Raj Panjabi is the current CEO of Last Mile Health, an organization whose mission is to provide healthcare and equity to the people of Liberia. Last Mile Health is an organization that the Global Health Core works very closely with in it’s efforts to promote access to quality care in Liberia. One of the core’s current fellows, Dr. Alexandra Stanculescu, is currently working in Liberia with Last Mile Health and the Ministry of Health. The core is proud to see Raj Panjabi’s organization featured in the following Forbes article:
“Social Entrepreneur: Raj Panjabi , 32, who was born in Liberia, fled the Civil War when he was 9, resettled in the U.S., became a doctor, joined the faculty of Harvard Medical School and, with Paul Farmer as his mentor, sought a way to help the state of rural medical care in his homeland.
Mission: Last Mile Health (known in Liberia as Tiyatien Health) aims to bring quality health care and jobs to remote regions of Liberia–where a two-day walk is generally required to access any medical care–by training community members to administer treatment and provide preventative care.
Problem: How can Last Mile Health scale from one region of Liberia (30,000 people) to serving every rural village in the country (1.5 million people)?
Summit Mentors: An all-star lineup of health visionaries and serial entrepreneurs, led by Jay Walker (founder of Priceline, now curator of TEDMed), Pearse Lyons (Alltech), Brad Keywell (Groupon), Naveen Jain (InfoSpace) and Dikembe Mutombo (see p. 107) , as well as Jeffrey Walker (a former top JPMorgan executive now helping to implement the health goals for the UN) and Liberia’s president, Ellen Johnson Sirleaf.
Advice: Jain urged Panjabi to use technology, particularly mobile, to leapfrog traditional logistics issues. Several others encouraged Panjabi to link what is, in essence, a rural distribution network, with for-profit companies. Nearly all mentors agreed that Last Mile needed a concrete business plan–specifically, a budget and how many people it could help for that money. Jeffrey Walker wanted to see paths for Last Mile to improve the quality, as well as the quantity, of field workers. And some expressed hope that a successful rollout in Liberia could prove a model that could scale globally.
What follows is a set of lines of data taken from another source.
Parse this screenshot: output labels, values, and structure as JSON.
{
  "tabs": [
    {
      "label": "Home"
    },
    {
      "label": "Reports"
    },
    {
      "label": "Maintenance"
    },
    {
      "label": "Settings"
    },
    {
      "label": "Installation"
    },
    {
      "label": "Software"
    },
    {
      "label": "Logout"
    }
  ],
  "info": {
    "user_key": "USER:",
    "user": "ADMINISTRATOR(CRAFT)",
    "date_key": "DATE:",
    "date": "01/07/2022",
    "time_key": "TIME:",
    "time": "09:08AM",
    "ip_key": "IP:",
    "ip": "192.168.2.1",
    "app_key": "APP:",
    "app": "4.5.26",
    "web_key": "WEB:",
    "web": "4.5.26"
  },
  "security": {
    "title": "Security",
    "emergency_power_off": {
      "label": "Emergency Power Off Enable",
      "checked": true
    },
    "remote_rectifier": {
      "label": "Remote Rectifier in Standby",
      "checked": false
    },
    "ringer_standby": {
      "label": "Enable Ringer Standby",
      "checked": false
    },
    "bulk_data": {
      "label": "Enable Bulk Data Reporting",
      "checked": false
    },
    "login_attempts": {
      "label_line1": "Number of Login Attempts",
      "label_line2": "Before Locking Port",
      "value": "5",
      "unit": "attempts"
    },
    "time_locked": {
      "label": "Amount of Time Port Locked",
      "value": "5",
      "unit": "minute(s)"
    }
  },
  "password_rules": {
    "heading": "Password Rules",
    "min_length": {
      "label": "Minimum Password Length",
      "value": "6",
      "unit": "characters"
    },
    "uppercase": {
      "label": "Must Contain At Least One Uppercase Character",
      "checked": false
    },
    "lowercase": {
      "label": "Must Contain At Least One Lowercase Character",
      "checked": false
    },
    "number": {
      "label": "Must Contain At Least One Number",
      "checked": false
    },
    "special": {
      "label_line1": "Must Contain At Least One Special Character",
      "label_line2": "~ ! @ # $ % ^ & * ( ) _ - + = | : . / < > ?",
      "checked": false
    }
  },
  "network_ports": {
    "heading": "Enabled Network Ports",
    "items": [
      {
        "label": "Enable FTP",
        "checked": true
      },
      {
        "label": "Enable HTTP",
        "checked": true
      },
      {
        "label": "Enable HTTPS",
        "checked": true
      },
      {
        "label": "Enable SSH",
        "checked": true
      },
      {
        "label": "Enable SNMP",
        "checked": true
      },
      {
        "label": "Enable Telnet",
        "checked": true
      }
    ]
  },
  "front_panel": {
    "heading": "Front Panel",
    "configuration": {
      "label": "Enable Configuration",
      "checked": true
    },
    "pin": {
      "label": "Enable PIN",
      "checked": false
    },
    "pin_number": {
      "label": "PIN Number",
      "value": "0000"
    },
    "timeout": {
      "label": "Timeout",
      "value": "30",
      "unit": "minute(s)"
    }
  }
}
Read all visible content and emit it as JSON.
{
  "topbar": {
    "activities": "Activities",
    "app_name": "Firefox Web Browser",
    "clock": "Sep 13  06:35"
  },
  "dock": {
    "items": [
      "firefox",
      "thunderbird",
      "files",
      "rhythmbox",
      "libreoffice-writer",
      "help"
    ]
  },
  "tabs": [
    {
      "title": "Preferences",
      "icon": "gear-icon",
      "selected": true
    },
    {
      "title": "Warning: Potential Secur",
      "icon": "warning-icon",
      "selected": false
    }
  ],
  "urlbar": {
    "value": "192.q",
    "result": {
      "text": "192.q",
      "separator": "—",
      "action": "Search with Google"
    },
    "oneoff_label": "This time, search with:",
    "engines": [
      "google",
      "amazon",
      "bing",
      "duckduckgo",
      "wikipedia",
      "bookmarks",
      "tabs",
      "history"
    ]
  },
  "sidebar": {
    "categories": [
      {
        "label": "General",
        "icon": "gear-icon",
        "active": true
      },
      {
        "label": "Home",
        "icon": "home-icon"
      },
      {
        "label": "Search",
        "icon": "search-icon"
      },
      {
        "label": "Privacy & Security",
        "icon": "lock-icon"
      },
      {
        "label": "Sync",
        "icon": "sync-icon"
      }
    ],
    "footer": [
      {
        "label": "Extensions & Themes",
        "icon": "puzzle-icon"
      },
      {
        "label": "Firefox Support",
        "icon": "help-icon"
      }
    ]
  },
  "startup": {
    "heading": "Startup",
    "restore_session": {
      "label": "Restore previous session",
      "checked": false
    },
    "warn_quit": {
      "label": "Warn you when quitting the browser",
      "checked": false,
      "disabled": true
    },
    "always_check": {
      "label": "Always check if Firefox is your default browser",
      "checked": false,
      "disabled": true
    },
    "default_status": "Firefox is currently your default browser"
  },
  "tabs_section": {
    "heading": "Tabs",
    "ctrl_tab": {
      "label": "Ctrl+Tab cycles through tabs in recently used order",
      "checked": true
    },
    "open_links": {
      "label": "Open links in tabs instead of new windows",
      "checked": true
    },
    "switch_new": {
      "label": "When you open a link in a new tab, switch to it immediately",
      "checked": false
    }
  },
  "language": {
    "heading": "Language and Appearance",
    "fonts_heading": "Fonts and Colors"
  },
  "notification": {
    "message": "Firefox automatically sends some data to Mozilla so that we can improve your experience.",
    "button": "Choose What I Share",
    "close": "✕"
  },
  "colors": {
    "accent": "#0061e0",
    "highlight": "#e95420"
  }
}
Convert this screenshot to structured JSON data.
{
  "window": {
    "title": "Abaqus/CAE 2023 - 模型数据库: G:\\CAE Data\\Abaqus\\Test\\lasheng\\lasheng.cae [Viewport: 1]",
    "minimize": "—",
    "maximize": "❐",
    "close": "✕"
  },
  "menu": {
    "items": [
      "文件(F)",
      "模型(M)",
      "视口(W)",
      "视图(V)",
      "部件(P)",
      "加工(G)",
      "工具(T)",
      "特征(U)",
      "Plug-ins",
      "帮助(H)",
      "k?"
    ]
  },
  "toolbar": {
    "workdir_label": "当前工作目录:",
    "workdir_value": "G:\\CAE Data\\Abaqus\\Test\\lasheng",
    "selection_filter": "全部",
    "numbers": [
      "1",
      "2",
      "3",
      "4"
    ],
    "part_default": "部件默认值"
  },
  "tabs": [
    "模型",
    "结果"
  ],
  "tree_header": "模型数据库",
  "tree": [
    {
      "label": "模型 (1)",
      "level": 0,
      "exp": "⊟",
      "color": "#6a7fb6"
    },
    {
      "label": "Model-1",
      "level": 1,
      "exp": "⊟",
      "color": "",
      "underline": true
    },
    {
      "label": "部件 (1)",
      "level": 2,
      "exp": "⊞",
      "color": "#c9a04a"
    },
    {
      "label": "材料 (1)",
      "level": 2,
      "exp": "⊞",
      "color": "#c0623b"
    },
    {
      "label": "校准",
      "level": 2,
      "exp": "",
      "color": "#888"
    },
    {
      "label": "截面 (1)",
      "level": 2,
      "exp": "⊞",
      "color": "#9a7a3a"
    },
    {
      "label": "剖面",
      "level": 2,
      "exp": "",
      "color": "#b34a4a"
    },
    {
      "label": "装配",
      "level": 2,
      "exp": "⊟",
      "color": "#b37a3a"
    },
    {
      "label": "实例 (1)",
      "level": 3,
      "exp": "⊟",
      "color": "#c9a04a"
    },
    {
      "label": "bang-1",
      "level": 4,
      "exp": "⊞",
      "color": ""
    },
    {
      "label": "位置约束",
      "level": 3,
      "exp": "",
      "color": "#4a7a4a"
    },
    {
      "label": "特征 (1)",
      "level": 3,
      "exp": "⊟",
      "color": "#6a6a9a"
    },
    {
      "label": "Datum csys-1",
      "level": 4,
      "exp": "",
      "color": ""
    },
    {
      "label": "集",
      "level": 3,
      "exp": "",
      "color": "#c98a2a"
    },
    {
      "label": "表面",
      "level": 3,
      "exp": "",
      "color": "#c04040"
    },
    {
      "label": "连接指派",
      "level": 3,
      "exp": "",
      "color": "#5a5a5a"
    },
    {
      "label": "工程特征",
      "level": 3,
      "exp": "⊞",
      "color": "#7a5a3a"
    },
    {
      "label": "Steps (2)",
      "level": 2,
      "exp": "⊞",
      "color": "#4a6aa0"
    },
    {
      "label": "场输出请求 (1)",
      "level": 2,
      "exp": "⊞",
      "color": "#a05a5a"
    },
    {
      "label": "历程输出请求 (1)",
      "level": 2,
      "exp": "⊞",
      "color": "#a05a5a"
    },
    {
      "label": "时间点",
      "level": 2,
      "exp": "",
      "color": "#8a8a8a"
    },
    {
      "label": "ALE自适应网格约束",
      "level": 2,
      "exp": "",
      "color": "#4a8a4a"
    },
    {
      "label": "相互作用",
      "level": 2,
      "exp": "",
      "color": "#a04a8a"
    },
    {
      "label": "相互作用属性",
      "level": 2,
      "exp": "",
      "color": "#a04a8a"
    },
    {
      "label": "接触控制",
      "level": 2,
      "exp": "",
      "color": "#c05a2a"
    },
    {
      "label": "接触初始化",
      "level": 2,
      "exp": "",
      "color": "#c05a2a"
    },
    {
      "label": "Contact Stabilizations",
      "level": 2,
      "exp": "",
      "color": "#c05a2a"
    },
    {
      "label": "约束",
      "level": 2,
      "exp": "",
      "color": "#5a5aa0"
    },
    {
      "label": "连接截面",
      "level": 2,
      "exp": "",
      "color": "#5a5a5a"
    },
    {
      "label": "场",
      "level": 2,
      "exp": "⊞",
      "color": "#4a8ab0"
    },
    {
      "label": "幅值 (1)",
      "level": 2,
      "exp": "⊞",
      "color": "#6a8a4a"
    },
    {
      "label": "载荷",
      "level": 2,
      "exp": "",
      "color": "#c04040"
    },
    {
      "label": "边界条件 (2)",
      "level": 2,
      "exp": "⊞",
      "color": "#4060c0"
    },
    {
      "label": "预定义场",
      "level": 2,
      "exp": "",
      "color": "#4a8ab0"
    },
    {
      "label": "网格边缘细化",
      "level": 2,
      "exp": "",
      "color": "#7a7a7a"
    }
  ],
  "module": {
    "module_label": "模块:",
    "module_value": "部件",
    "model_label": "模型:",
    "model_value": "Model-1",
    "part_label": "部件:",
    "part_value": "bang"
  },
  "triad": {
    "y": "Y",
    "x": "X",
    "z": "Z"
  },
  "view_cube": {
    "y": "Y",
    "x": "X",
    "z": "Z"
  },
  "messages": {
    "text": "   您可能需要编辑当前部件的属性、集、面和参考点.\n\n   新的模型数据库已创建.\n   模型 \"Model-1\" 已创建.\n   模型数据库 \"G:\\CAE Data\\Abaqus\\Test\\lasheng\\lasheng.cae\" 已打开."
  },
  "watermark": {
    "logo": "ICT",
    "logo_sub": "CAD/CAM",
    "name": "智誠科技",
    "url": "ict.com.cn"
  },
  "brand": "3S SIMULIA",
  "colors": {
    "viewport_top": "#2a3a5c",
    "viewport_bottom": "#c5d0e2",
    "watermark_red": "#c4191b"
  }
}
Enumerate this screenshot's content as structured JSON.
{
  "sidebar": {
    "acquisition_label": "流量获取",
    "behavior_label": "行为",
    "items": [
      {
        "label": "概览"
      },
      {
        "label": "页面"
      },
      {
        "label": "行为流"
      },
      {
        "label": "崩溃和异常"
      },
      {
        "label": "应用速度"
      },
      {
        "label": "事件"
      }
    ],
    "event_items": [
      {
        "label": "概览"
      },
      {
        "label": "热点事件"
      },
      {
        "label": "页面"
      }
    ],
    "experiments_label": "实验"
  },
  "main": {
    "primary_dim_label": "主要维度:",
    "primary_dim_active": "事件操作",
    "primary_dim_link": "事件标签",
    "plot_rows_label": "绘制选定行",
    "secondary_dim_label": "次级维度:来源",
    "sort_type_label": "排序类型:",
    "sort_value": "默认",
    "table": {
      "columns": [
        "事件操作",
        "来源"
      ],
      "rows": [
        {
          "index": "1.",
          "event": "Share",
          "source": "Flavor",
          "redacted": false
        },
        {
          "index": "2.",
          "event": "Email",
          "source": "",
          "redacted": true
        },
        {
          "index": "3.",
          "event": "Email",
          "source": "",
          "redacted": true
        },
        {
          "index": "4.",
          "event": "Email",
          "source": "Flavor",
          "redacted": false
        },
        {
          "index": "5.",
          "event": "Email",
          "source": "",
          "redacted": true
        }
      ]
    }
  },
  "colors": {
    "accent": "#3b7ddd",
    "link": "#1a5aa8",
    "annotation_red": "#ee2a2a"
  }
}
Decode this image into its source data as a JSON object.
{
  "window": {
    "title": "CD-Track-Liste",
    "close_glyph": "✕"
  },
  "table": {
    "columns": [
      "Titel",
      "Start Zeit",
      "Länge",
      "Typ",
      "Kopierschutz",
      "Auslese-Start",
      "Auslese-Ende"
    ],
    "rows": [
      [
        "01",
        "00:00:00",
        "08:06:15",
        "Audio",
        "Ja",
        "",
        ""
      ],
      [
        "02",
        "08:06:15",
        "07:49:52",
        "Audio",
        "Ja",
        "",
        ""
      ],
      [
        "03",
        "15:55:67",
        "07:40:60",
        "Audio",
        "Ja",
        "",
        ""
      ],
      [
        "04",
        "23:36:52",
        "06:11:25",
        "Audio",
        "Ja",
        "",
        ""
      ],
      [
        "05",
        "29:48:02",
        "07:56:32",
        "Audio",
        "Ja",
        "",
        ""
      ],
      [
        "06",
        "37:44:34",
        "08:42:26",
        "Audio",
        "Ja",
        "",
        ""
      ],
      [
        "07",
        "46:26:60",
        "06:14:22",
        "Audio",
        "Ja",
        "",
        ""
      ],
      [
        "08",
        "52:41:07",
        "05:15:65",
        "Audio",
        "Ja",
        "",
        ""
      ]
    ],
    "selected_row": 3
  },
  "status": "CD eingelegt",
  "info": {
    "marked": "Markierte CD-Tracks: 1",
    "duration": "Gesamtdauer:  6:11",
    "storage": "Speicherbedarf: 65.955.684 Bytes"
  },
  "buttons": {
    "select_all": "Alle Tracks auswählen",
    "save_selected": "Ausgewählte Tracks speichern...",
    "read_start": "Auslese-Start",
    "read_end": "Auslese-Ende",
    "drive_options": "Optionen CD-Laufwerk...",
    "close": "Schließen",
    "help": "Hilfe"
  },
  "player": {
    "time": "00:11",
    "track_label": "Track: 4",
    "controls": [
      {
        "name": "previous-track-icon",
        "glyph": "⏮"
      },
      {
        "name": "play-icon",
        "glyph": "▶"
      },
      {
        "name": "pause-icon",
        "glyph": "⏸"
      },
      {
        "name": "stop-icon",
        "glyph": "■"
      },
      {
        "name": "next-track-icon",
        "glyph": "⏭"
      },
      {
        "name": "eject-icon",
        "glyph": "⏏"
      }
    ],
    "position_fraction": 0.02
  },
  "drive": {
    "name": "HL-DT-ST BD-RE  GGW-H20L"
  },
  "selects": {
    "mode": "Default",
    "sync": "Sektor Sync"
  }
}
Results: Inspired by suggestions from Jain, Panjabi has partnered with major Liberian mobile phone company Cellcom. “We really went with that advice,” he says. Last Mile’s frontline health workers now have cellphones that allow them to call ambulances (often in the form of dirt bikes, speeding the rate of emergency care) and get consultations on treatment. By prepaying Cellcom and getting land from the government, Last Mile has also created the first reliable post-civil-war cellular network in its region. Panjabi also developed a three-year plan to reach 150,000 patients at a cost of $10 million–two Summit attendees, Alltech’s Lyons and a well-known billionaire investor, are strongly considering commitments. If they go for it, they’ll have support.
President Sirleaf, previously unaware of Panjabi’s work, has publicly committed to help Panjabi scale his concept across Liberia and hosted an event for him at the Clinton Global Initiative in September. Jeffrey Walker, who went from JPMorgan to the UN, is thinking bigger: Panjabi will now present at a summit about community-based health as part of the UN’s Millennium Development Goals. “The Forbes Summit put Liberia on the map in a big way,” says Panjabi. Specifically, the country, previously excluded, now has a chance to tap into a $1.1 billion UN fund to wipe out preventable diseases, with Last Mile positioned as a lead partner. If that pans out, more than 1 million rural Liberians might have health care sooner than anyone would have thought. Panjabi expects to hear by the end of the year.”